Ja, Grundrechte sind primär Abwehrrechte gegen den Staat, allerdings ist hier auch die Drittwirkung von Grundrechten von Bedeutung - wenn es um Plattformen wie PimEyes geht wird diskutiert, inwiefern der Staat im Rahmen einer Schutzpflicht verpflichtet ist, Grundrechtseingriffe durch nicht-staatliche Träger zu verhindern. Die Drittwirkung von Grundrechten wird in den letzten Jahrzehnten immer bedeutender, weil die Machtverhältnisse zwischen „Staat“ und „Großunternehmen“ mehr und mehr in Richtung der Unternehmen verschoben wurden. Wenn plötzlich Unternehmen wie Facebook, Twitter und co. so viel Macht haben, dass sie Grundrechte der Bürger in großem Maßstab einschränken können, wird es notwendig, dass der Staat auch Privatunternehmen an die Grundrechte bindet.
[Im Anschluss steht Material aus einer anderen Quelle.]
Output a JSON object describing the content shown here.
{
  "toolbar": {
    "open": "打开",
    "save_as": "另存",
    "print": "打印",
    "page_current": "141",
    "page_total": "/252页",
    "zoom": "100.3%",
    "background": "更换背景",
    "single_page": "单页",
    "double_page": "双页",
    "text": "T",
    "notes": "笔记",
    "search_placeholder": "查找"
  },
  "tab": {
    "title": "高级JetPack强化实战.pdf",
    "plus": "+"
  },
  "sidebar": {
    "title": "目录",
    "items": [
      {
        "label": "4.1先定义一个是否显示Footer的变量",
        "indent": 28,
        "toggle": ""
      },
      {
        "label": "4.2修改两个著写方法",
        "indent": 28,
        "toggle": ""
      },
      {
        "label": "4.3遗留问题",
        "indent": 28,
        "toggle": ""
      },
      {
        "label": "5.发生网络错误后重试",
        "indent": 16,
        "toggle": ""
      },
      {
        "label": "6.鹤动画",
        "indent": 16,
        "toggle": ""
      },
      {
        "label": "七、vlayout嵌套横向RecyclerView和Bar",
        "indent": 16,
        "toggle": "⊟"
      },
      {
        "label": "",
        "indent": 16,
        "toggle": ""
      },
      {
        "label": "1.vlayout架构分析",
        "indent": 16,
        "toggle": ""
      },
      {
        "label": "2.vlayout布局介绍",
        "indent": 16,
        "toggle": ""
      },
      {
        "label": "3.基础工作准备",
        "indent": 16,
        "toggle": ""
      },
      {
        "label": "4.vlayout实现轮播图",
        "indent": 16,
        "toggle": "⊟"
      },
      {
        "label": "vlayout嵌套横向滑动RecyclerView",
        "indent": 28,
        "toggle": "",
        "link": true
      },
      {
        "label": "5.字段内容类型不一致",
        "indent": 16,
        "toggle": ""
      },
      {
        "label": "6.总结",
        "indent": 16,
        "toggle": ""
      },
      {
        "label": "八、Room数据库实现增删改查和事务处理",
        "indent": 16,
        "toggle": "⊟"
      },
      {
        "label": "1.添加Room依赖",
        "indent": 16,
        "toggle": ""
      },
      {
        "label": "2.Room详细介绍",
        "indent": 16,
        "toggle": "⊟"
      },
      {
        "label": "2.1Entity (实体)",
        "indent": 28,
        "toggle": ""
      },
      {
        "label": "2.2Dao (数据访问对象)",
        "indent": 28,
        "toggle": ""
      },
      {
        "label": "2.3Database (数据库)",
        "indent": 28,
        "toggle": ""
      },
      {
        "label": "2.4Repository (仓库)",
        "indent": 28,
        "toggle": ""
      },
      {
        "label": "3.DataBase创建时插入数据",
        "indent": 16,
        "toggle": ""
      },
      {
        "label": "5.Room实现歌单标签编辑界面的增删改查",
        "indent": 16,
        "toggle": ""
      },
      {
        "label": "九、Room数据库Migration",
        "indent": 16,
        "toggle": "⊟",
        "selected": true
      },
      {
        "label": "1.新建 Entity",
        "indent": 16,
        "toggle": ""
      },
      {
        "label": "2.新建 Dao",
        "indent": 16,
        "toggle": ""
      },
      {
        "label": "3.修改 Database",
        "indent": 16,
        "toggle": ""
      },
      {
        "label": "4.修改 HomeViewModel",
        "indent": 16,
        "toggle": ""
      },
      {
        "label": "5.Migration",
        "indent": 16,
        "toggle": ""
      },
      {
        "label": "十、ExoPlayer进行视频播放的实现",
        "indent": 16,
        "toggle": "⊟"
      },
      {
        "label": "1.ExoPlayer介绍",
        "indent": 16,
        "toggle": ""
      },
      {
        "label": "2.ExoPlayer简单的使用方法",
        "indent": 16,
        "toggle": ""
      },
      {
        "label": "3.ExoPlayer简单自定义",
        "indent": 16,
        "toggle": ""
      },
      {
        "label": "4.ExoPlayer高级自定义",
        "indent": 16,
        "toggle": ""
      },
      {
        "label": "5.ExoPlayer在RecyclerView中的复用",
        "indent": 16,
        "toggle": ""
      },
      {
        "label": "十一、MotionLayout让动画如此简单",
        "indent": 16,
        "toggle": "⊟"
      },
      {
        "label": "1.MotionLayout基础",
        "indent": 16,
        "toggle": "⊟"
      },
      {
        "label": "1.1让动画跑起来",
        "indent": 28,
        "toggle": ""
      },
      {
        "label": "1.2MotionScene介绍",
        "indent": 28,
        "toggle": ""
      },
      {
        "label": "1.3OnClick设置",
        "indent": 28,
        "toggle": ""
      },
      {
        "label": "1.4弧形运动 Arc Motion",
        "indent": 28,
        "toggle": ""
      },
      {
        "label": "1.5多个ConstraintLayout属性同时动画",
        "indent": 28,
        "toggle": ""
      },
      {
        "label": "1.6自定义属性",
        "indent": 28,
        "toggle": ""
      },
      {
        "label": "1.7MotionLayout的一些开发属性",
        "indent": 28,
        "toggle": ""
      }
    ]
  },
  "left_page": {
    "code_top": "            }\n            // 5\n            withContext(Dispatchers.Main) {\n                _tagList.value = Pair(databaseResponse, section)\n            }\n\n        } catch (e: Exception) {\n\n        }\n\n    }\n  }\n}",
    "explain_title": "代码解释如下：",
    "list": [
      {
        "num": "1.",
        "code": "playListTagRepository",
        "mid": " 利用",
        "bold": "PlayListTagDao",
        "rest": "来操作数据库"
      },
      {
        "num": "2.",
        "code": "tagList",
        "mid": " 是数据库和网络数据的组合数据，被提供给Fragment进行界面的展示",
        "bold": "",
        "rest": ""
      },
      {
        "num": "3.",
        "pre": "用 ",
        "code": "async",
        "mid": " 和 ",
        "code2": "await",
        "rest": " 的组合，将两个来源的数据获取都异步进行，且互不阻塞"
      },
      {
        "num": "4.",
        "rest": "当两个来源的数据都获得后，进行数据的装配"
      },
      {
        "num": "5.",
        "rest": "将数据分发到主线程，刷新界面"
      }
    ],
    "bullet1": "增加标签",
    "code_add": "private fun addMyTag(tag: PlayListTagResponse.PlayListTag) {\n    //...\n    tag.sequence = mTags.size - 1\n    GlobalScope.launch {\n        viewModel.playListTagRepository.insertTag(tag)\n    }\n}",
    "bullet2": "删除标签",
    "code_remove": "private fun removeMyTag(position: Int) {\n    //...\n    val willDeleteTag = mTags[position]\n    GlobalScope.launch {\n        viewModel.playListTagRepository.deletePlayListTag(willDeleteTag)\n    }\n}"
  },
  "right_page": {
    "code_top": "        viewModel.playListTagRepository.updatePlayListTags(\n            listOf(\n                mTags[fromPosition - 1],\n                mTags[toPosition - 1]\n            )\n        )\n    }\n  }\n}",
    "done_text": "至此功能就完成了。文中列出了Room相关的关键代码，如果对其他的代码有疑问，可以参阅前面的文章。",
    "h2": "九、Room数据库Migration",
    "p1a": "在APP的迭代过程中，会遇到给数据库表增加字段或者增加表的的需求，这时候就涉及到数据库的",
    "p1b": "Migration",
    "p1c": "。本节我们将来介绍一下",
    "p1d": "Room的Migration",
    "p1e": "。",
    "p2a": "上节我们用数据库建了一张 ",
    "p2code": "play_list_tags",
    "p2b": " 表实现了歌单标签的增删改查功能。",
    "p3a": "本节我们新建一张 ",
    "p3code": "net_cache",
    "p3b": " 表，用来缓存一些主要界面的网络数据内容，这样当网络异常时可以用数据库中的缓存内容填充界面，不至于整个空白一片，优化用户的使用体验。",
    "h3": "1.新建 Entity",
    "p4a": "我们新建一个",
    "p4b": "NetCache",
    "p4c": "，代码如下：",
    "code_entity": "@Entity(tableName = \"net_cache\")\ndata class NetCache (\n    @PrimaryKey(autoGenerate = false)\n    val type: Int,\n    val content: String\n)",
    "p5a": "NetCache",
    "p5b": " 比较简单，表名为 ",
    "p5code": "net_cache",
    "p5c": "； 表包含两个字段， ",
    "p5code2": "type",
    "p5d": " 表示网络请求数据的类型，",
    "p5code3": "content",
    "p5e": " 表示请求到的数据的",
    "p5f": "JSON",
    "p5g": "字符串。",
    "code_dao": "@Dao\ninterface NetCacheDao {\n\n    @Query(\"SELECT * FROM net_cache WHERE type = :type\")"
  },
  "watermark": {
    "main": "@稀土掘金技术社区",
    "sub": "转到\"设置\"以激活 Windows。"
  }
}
Aber wie du ja selbst sagst, geht es hier konkret um das Verhältnis Staat zu Bürger.
Das ist so nicht korrekt. Der Staat darf z.B. nicht jederzeit unbegründete Personenkontrollen durchführen, du bist auch nicht verpflichtet, jederzeit deinen Ausweis mit dir zu führen. Ja, es gibt Meldepflichten und andere Einschränkungen der Privatsphäre, aber das, was du hier schilderst („Der Staat muss grundsätzlich immer in der Lage sein jedes Individuum in seinem Hoheitsgebiet identifizieren zu können.“) ist die Definition eines Polizeistaates, nicht einer freiheitlichen Demokratie. In einer freiheitlichen Demokratie hat der Staat ein Recht, ein Individuum zu identifizieren, wenn er in der konkreten Situation ein berechtigtes Interesse hat. Daher: Wenn der (nachvollziehbare!) Verdacht einer Straftat vorliegt, darf die Polizei dich zur Identifizierung anhalten und sogar auf die Wache nehmen. Aber sonst eben nicht! Und genau das wird auch für das Internet gefordert, genau das wäre das Resultat von „Quick Freeze vs. Vorratsdatenspeicherung“. Die Vorratsdatenspeicherung entspricht der permanenten Kontrolle aller Bürger im öffentlichen Raum, der Quick Freeze entspricht der Kontrolle bei konkretem Verdacht einer Straftat.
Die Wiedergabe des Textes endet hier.